In order for a Perpetual Calendar to accurately display months with 31, 30 and 28 days and allow for 29 days in February each leap year, the movement must have an incredible mechanical ‘memory’ of four years – or 1461 days. This requires a highly sophisticated mechanism, based on a complex system of levers and cams pivoting around axes.
Perpetual Calendars have been associated with Patek Philippe since the company earliest days. As far back as 1870, owning one of the manufacture’s perpetual calendar pocket watches was a status conferring possession. In 1889, company founder Jean Adrien Phillipe’s flair for mechanical invention was recognised, with Swiss patent No. 1018, which protected his design of a Perpetual Calendar movement.
However, by the beginning of the 20th century people began experimenting with a new type of watch, one worn on the wrist rather than in the waistcoat pocket. By the mid-1920s Patek Philippe could no longer ignore the forces of change and began to make wristwatches in regular numbers. By 1924 wristwatches accounted for 8% of their production. While pocket watches were aptly equipped to house a Perpetual Calendar’s extremely complex mechanism, it was a far greater challenge to consider its introduction in the wristwatch’s with a much smaller case, subject to far more wear and tear.
Ever the champions of innovation, Patek Philippe rose to the challenge and in 1925 introduced the world’s first perpetual calendar wristwatch, the Ref. 97 975. Remarkable, with a quartet of sub-dials symmetrically placed like the points of a compass and blue-steel ‘spade’ hands tracing the time around the elegant dial, the Ref. 97 975 established the foundations of Patek Philippe’s position as master of the complicated wristwatch.
Fast forward 93 years and the Perpetual Calendar remains as popular as ever and in the current collection there are two main ways of reading the dial. On the Royal-blue sunburst face of the Ref. 5327G, the day, date and month are perfectly legible on three subsidiary dials. Alternatively, the rose gold Ref. 5496R, displays the day and month in apertures at 9 and 3 o’clock, while a retrograde hand traces the date across the silvery opaline dial.
Another piece of particular interest is the Ref. 7140G, Patek Philippe’s answer to recent increased demand for Ladies mechanical watches, with Grand Complications. On the Ref. 7140G, or Ladies First Perpetual Calendar, three subsidiary dials display the date across a silvery, sunburst surface, outlined by the feminine touch of 68 exquisite diamonds.

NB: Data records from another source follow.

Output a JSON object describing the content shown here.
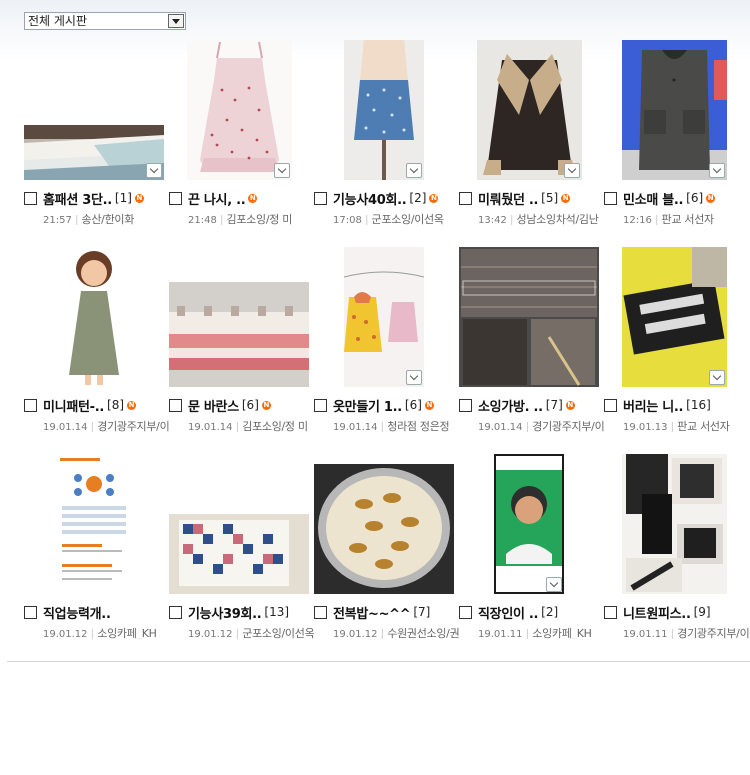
{
  "board_select": {
    "selected": "전체 게시판"
  },
  "posts": [
    {
      "title": "홈패션 3단..",
      "count": "[1]",
      "new": true,
      "time": "21:57",
      "writer": "송산/한이화",
      "img": "bedsheet"
    },
    {
      "title": "끈 나시, ..",
      "count": "",
      "new": true,
      "time": "21:48",
      "writer": "김포소잉/정 미",
      "img": "camisole"
    },
    {
      "title": "기능사40회..",
      "count": "[2]",
      "new": true,
      "time": "17:08",
      "writer": "군포소잉/이선옥",
      "img": "skirt"
    },
    {
      "title": "미뤄뒀던 ..",
      "count": "[5]",
      "new": true,
      "time": "13:42",
      "writer": "성남소잉차석/김난",
      "img": "coat"
    },
    {
      "title": "민소매 블..",
      "count": "[6]",
      "new": true,
      "time": "12:16",
      "writer": "판교 서선자",
      "img": "vest"
    },
    {
      "title": "미니패턴-..",
      "count": "[8]",
      "new": true,
      "time": "19.01.14",
      "writer": "경기광주지부/이",
      "img": "doll"
    },
    {
      "title": "문 바란스",
      "count": "[6]",
      "new": true,
      "time": "19.01.14",
      "writer": "김포소잉/정 미",
      "img": "valance"
    },
    {
      "title": "옷만들기 1..",
      "count": "[6]",
      "new": true,
      "time": "19.01.14",
      "writer": "청라점 정은정",
      "img": "babydress"
    },
    {
      "title": "소잉가방. ..",
      "count": "[7]",
      "new": true,
      "time": "19.01.14",
      "writer": "경기광주지부/이",
      "img": "handmade"
    },
    {
      "title": "버리는 니..",
      "count": "[16]",
      "new": false,
      "time": "19.01.13",
      "writer": "판교 서선자",
      "img": "lovepink"
    },
    {
      "title": "직업능력개..",
      "count": "",
      "new": false,
      "time": "19.01.12",
      "writer": "소잉카페_KH",
      "img": "document"
    },
    {
      "title": "기능사39회..",
      "count": "[13]",
      "new": false,
      "time": "19.01.12",
      "writer": "군포소잉/이선옥",
      "img": "quilt"
    },
    {
      "title": "전복밥~~^^",
      "count": "[7]",
      "new": false,
      "time": "19.01.12",
      "writer": "수원권선소잉/권",
      "img": "rice"
    },
    {
      "title": "직장인이 ..",
      "count": "[2]",
      "new": false,
      "time": "19.01.11",
      "writer": "소잉카페_KH",
      "img": "phone"
    },
    {
      "title": "니트원피스..",
      "count": "[9]",
      "new": false,
      "time": "19.01.11",
      "writer": "경기광주지부/이",
      "img": "collage"
    }
  ],
  "icons": {
    "new_badge": "N",
    "new_color": "#ff6a00"
  }
}
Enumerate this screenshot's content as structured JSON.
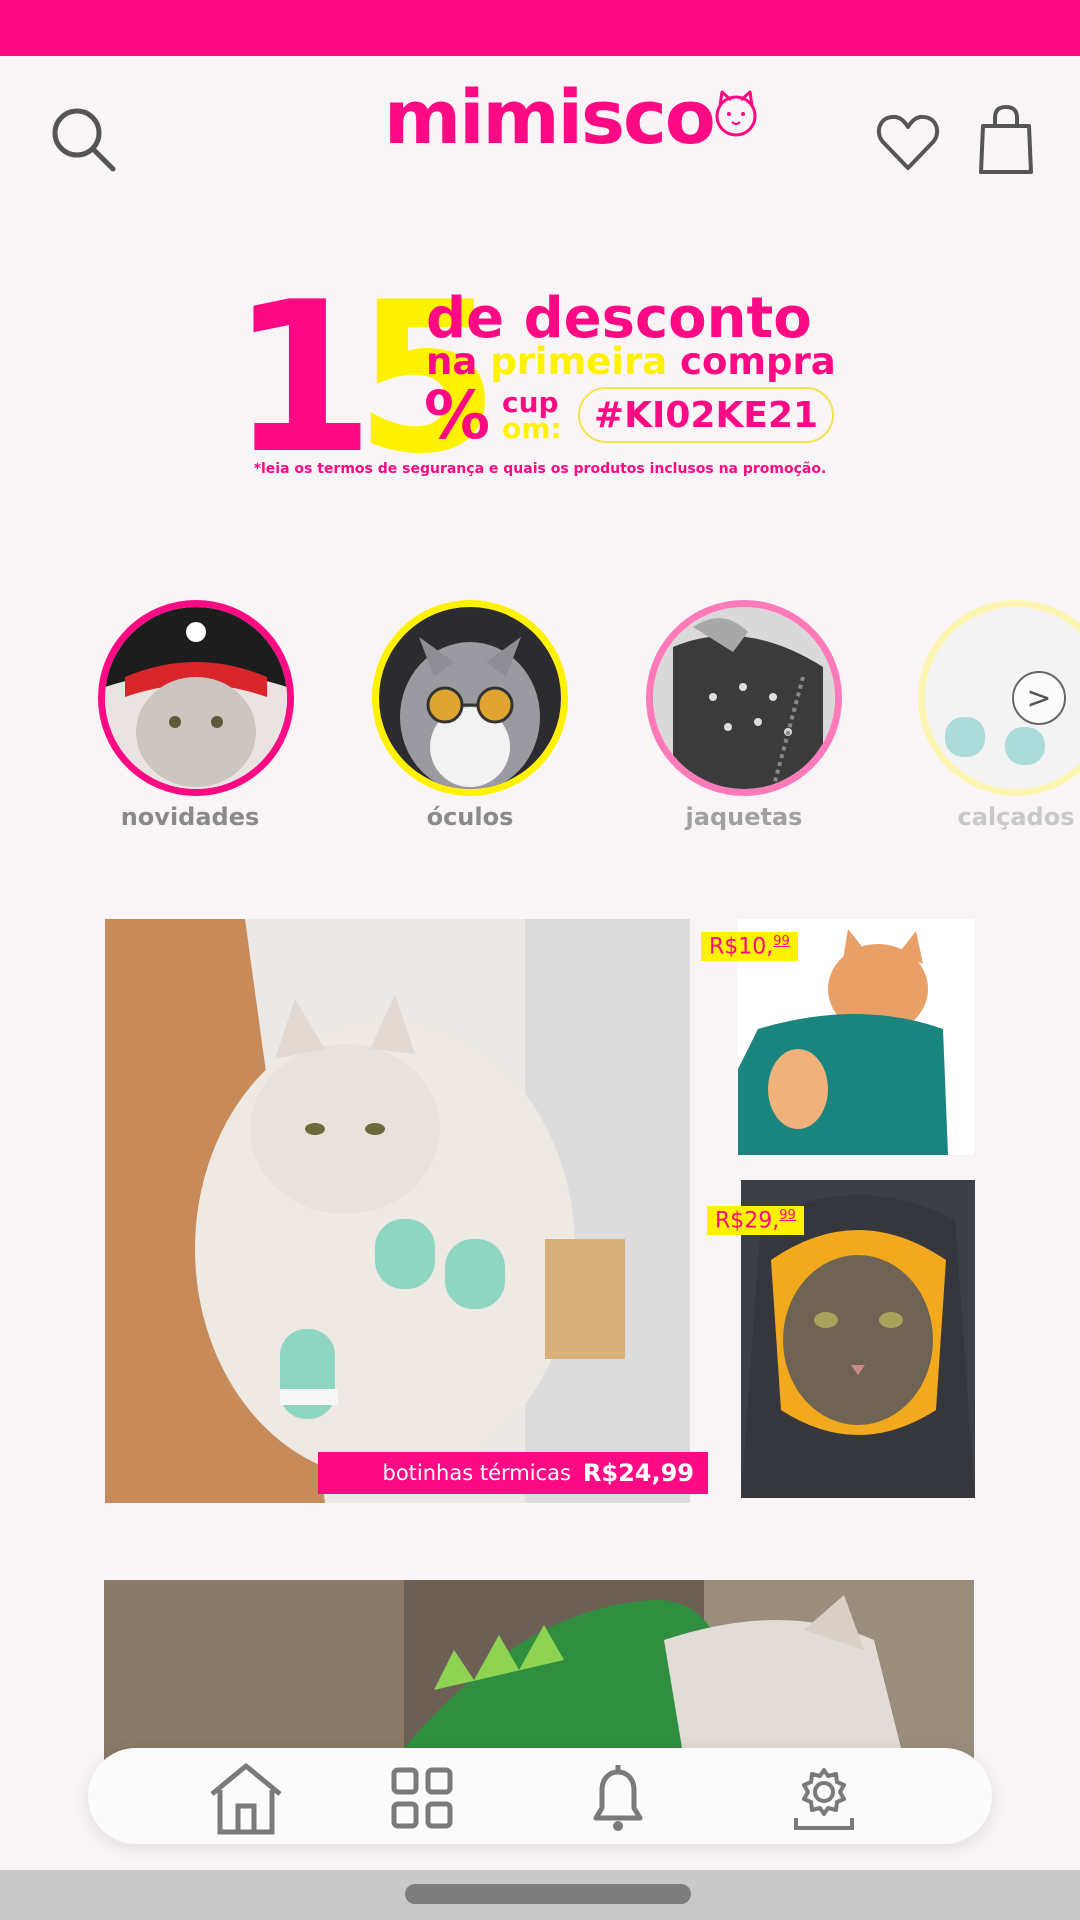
{
  "brand": {
    "name": "mimisco",
    "accent": "#ff0a84",
    "highlight": "#fff200"
  },
  "header": {
    "search_icon": "search-icon",
    "wishlist_icon": "heart-icon",
    "cart_icon": "shopping-bag-icon"
  },
  "promo": {
    "number_1": "1",
    "number_5": "5",
    "percent": "%",
    "line1": "de desconto",
    "line2_a": "na ",
    "line2_b": "primeira",
    "line2_c": " compra",
    "coupon_label_a": "cup",
    "coupon_label_b": "om:",
    "coupon_code": "#KI02KE21",
    "terms": "*leia os termos de segurança e quais os produtos inclusos na promoção."
  },
  "categories": [
    {
      "label": "novidades",
      "ring": "#ff0a84"
    },
    {
      "label": "óculos",
      "ring": "#fff200"
    },
    {
      "label": "jaquetas",
      "ring": "#ff7ab8"
    },
    {
      "label": "calçados",
      "ring": "#fdf5a6"
    }
  ],
  "carousel_next": ">",
  "products": {
    "featured": {
      "name": "botinhas térmicas",
      "price": "R$24,99"
    },
    "item1": {
      "price_main": "R$10,",
      "price_cents": "99"
    },
    "item2": {
      "price_main": "R$29,",
      "price_cents": "99"
    }
  },
  "bottom_nav": [
    {
      "icon": "home-icon"
    },
    {
      "icon": "grid-icon"
    },
    {
      "icon": "bell-icon"
    },
    {
      "icon": "settings-icon"
    }
  ]
}
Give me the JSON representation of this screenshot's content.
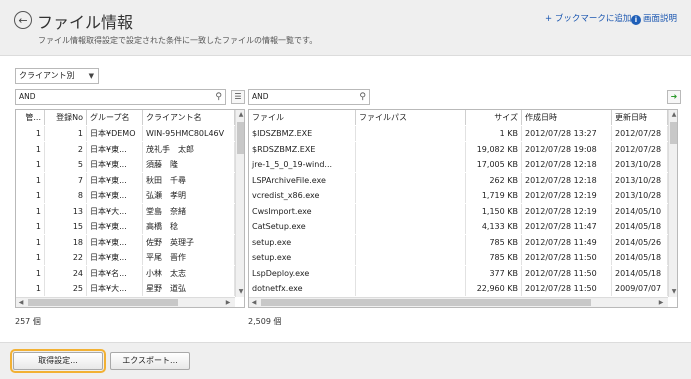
{
  "header": {
    "title": "ファイル情報",
    "description": "ファイル情報取得設定で設定された条件に一致したファイルの情報一覧です。",
    "bookmark_link": "+ ブックマークに追加",
    "help_icon": "i",
    "help_link": "画面説明"
  },
  "filter": {
    "selected": "クライアント別"
  },
  "left_panel": {
    "search_value": "AND",
    "columns": [
      "管...",
      "登録No",
      "グループ名",
      "クライアント名"
    ],
    "rows": [
      [
        "1",
        "1",
        "日本¥DEMO",
        "WIN-95HMC80L46V"
      ],
      [
        "1",
        "2",
        "日本¥東...",
        "茂礼手　太郎"
      ],
      [
        "1",
        "5",
        "日本¥東...",
        "須藤　隆"
      ],
      [
        "1",
        "7",
        "日本¥東...",
        "秋田　千尋"
      ],
      [
        "1",
        "8",
        "日本¥東...",
        "弘瀬　孝明"
      ],
      [
        "1",
        "13",
        "日本¥大...",
        "堂島　奈緒"
      ],
      [
        "1",
        "15",
        "日本¥東...",
        "高橋　稔"
      ],
      [
        "1",
        "18",
        "日本¥東...",
        "佐野　英理子"
      ],
      [
        "1",
        "22",
        "日本¥東...",
        "平尾　晋作"
      ],
      [
        "1",
        "24",
        "日本¥名...",
        "小林　太志"
      ],
      [
        "1",
        "25",
        "日本¥大...",
        "星野　道弘"
      ]
    ],
    "count": "257 個"
  },
  "right_panel": {
    "search_value": "AND",
    "columns": [
      "ファイル",
      "ファイルパス",
      "サイズ",
      "作成日時",
      "更新日時"
    ],
    "rows": [
      [
        "$IDSZBMZ.EXE",
        "",
        "1 KB",
        "2012/07/28 13:27",
        "2012/07/28"
      ],
      [
        "$RDSZBMZ.EXE",
        "",
        "19,082 KB",
        "2012/07/28 19:08",
        "2012/07/28"
      ],
      [
        "jre-1_5_0_19-wind...",
        "",
        "17,005 KB",
        "2012/07/28 12:18",
        "2013/10/28"
      ],
      [
        "LSPArchiveFile.exe",
        "",
        "262 KB",
        "2012/07/28 12:18",
        "2013/10/28"
      ],
      [
        "vcredist_x86.exe",
        "",
        "1,719 KB",
        "2012/07/28 12:19",
        "2013/10/28"
      ],
      [
        "CwsImport.exe",
        "",
        "1,150 KB",
        "2012/07/28 12:19",
        "2014/05/10"
      ],
      [
        "CatSetup.exe",
        "",
        "4,133 KB",
        "2012/07/28 11:47",
        "2014/05/18"
      ],
      [
        "setup.exe",
        "",
        "785 KB",
        "2012/07/28 11:49",
        "2014/05/26"
      ],
      [
        "setup.exe",
        "",
        "785 KB",
        "2012/07/28 11:50",
        "2014/05/18"
      ],
      [
        "LspDeploy.exe",
        "",
        "377 KB",
        "2012/07/28 11:50",
        "2014/05/18"
      ],
      [
        "dotnetfx.exe",
        "",
        "22,960 KB",
        "2012/07/28 11:50",
        "2009/07/07"
      ]
    ],
    "count": "2,509 個"
  },
  "footer": {
    "acquire_button": "取得設定...",
    "export_button": "エクスポート..."
  },
  "icons": {
    "back": "back-arrow-icon",
    "search": "search-icon",
    "list": "list-icon",
    "export": "export-icon",
    "help": "help-icon"
  },
  "colors": {
    "accent_link": "#1a56b0",
    "focus_outline": "#f2b134",
    "export_icon": "#2c9a2c"
  }
}
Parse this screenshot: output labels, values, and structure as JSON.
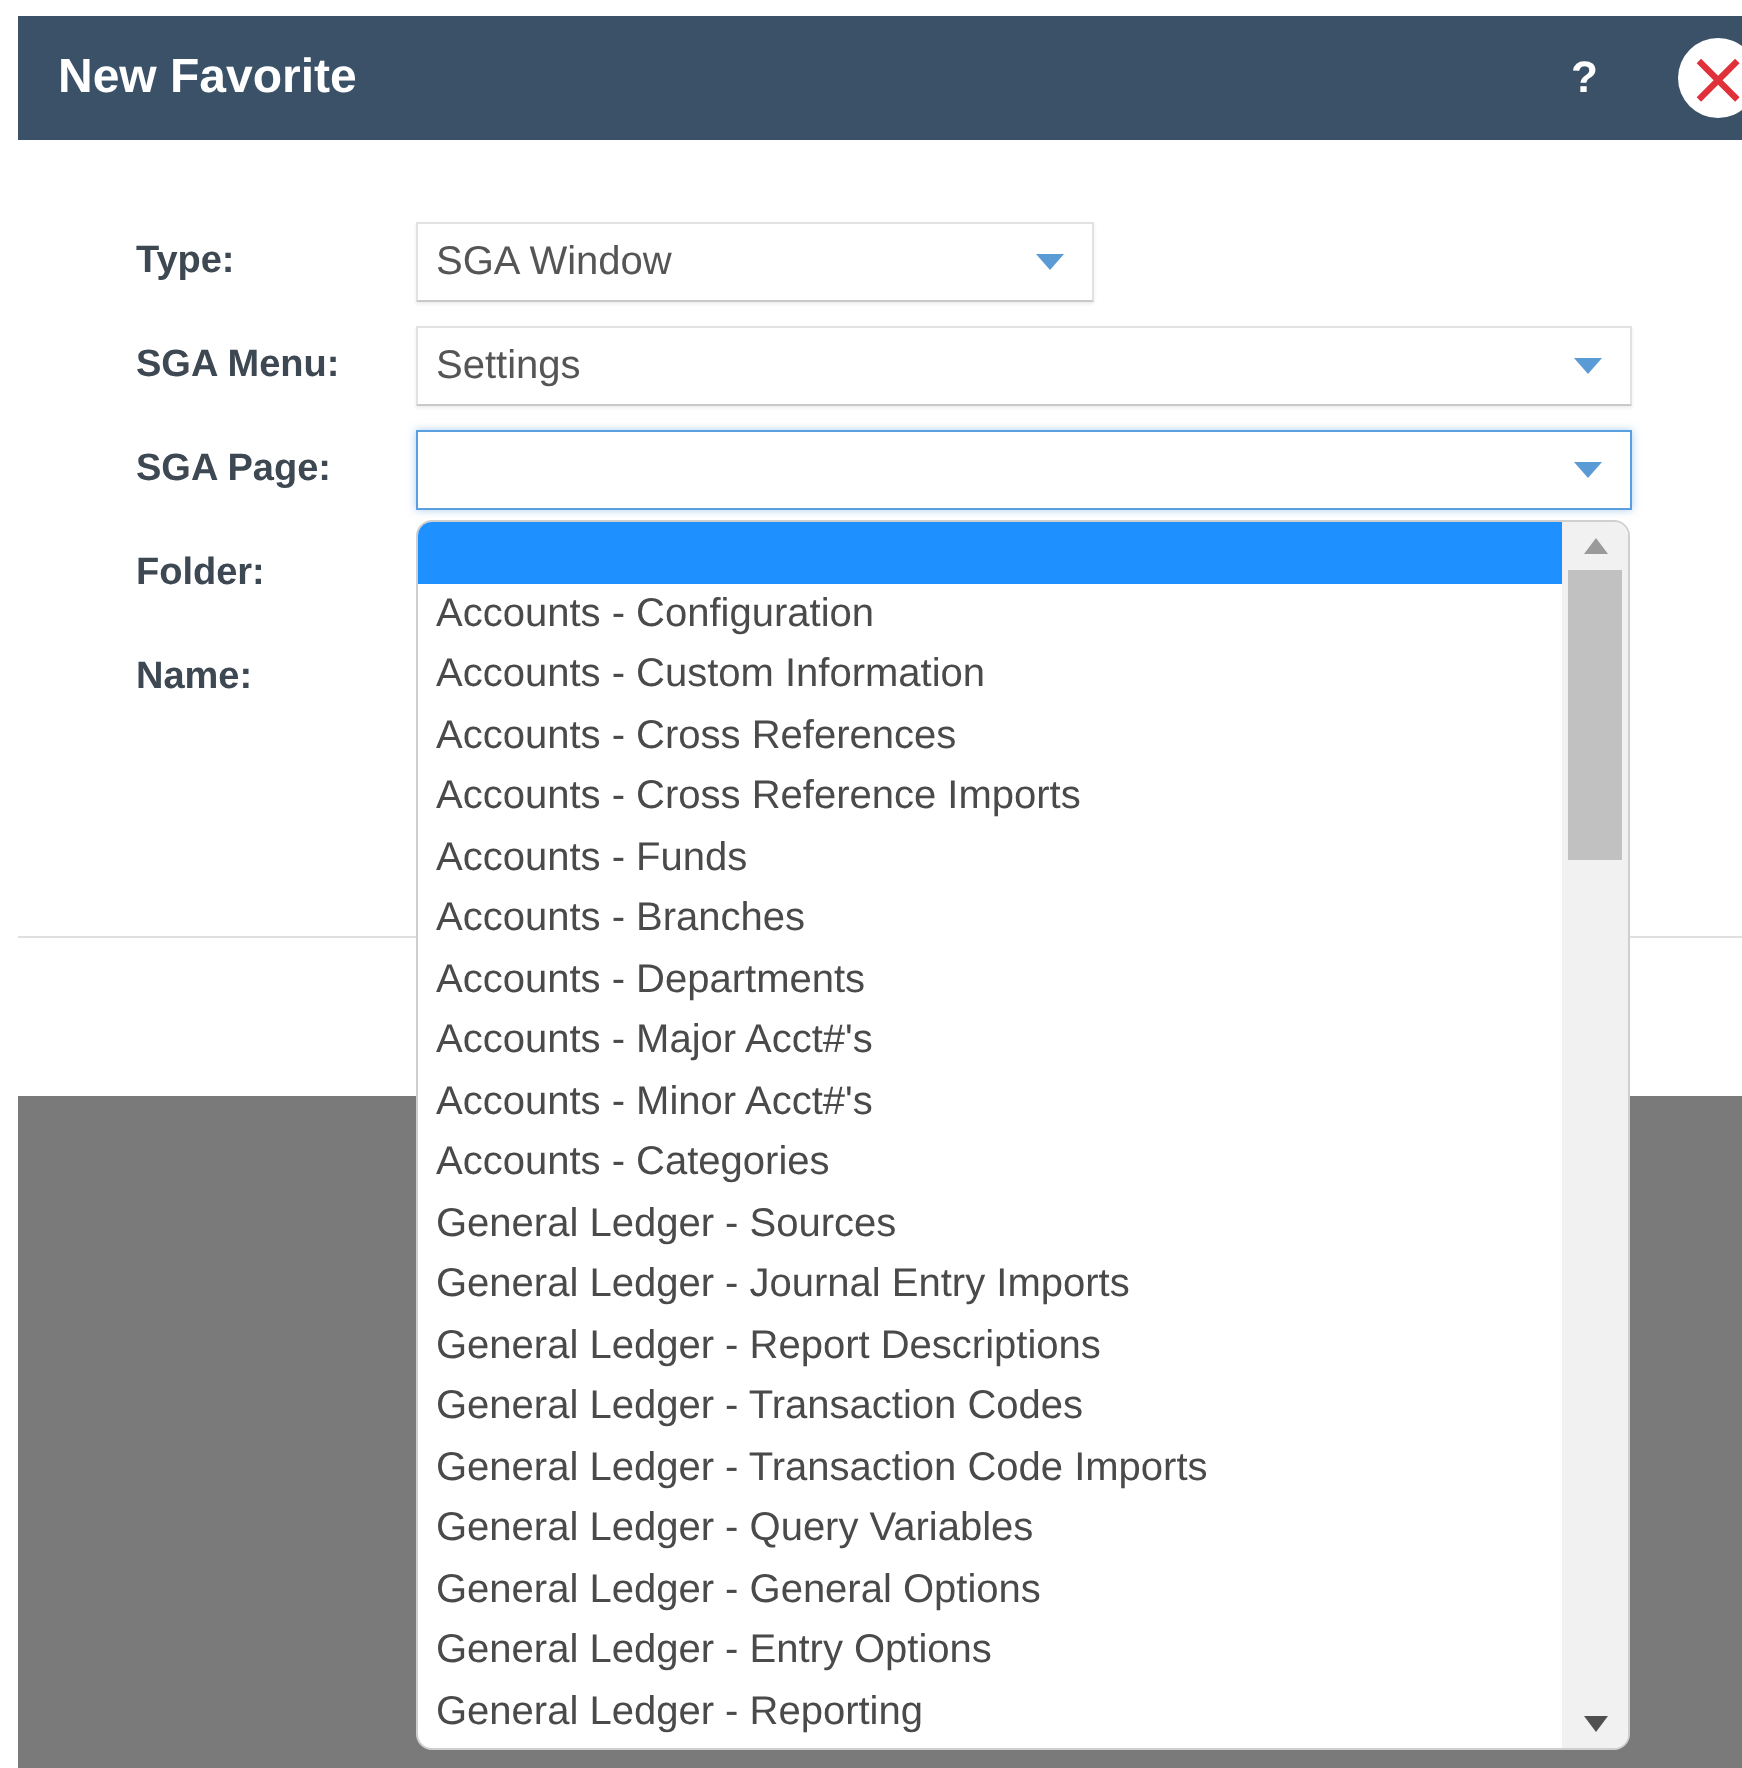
{
  "dialog": {
    "title": "New Favorite",
    "help": "?",
    "close": "×"
  },
  "fields": [
    {
      "label": "Type:",
      "kind": "select",
      "value": "SGA Window",
      "focused": false
    },
    {
      "label": "SGA Menu:",
      "kind": "select",
      "value": "Settings",
      "focused": false
    },
    {
      "label": "SGA Page:",
      "kind": "select",
      "focused": true
    },
    {
      "label": "Folder:",
      "kind": "covered"
    },
    {
      "label": "Name:",
      "kind": "covered"
    }
  ],
  "dropdown": {
    "options": [
      {
        "selected": true
      },
      {
        "label": "Accounts - Configuration",
        "selected": false
      },
      {
        "label": "Accounts - Custom Information",
        "selected": false
      },
      {
        "label": "Accounts - Cross References",
        "selected": false
      },
      {
        "label": "Accounts - Cross Reference Imports",
        "selected": false
      },
      {
        "label": "Accounts - Funds",
        "selected": false
      },
      {
        "label": "Accounts - Branches",
        "selected": false
      },
      {
        "label": "Accounts - Departments",
        "selected": false
      },
      {
        "label": "Accounts - Major Acct#'s",
        "selected": false
      },
      {
        "label": "Accounts - Minor Acct#'s",
        "selected": false
      },
      {
        "label": "Accounts - Categories",
        "selected": false
      },
      {
        "label": "General Ledger - Sources",
        "selected": false
      },
      {
        "label": "General Ledger - Journal Entry Imports",
        "selected": false
      },
      {
        "label": "General Ledger - Report Descriptions",
        "selected": false
      },
      {
        "label": "General Ledger - Transaction Codes",
        "selected": false
      },
      {
        "label": "General Ledger - Transaction Code Imports",
        "selected": false
      },
      {
        "label": "General Ledger - Query Variables",
        "selected": false
      },
      {
        "label": "General Ledger - General Options",
        "selected": false
      },
      {
        "label": "General Ledger - Entry Options",
        "selected": false
      },
      {
        "label": "General Ledger - Reporting",
        "selected": false
      }
    ]
  }
}
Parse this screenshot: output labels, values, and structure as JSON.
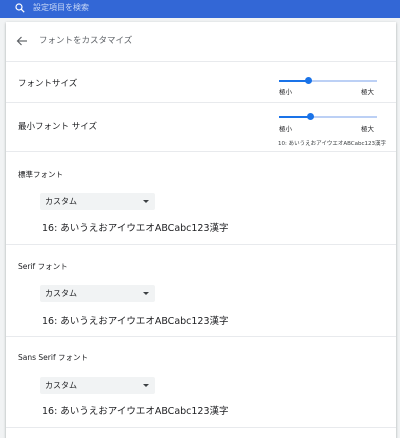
{
  "search": {
    "placeholder": "設定項目を検索"
  },
  "header": {
    "title": "フォントをカスタマイズ"
  },
  "font_size": {
    "label": "フォントサイズ",
    "min_label": "極小",
    "max_label": "極大",
    "value_fraction": 0.3
  },
  "min_font_size": {
    "label": "最小フォント サイズ",
    "min_label": "極小",
    "max_label": "極大",
    "value_fraction": 0.32,
    "preview": "10: あいうえおアイウエオABCabc123漢字"
  },
  "standard_font": {
    "title": "標準フォント",
    "selected": "カスタム",
    "sample": "16: あいうえおアイウエオABCabc123漢字"
  },
  "serif_font": {
    "title": "Serif フォント",
    "selected": "カスタム",
    "sample": "16: あいうえおアイウエオABCabc123漢字"
  },
  "sans_serif_font": {
    "title": "Sans Serif フォント",
    "selected": "カスタム",
    "sample": "16: あいうえおアイウエオABCabc123漢字"
  },
  "colors": {
    "topbar": "#3367d6",
    "accent": "#1a73e8"
  }
}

The shiny grey alligator strap can be exchanged for an eye-catching turquoise which perfectly accents the dial’s delicate glimmer.
At this year’s Baselworld, Patek Philippe launched the Perpetual Calendar Ref. 5740/1G, the first watch in the iconic Nautilus collection to house a Grand Complication. The correctors are ingeniously integrated into the Nautilus case design, the slender style of which lends itself perfectly to the famous ultra-thin calibre 240 Q, making the 7140/1G, at only 8,42mm in height, the thinnest Perpetual Calendar Patek Philippe have ever made. No recent development from the manufacture better demonstrates the Perpetual Calendar’s enduring appeal.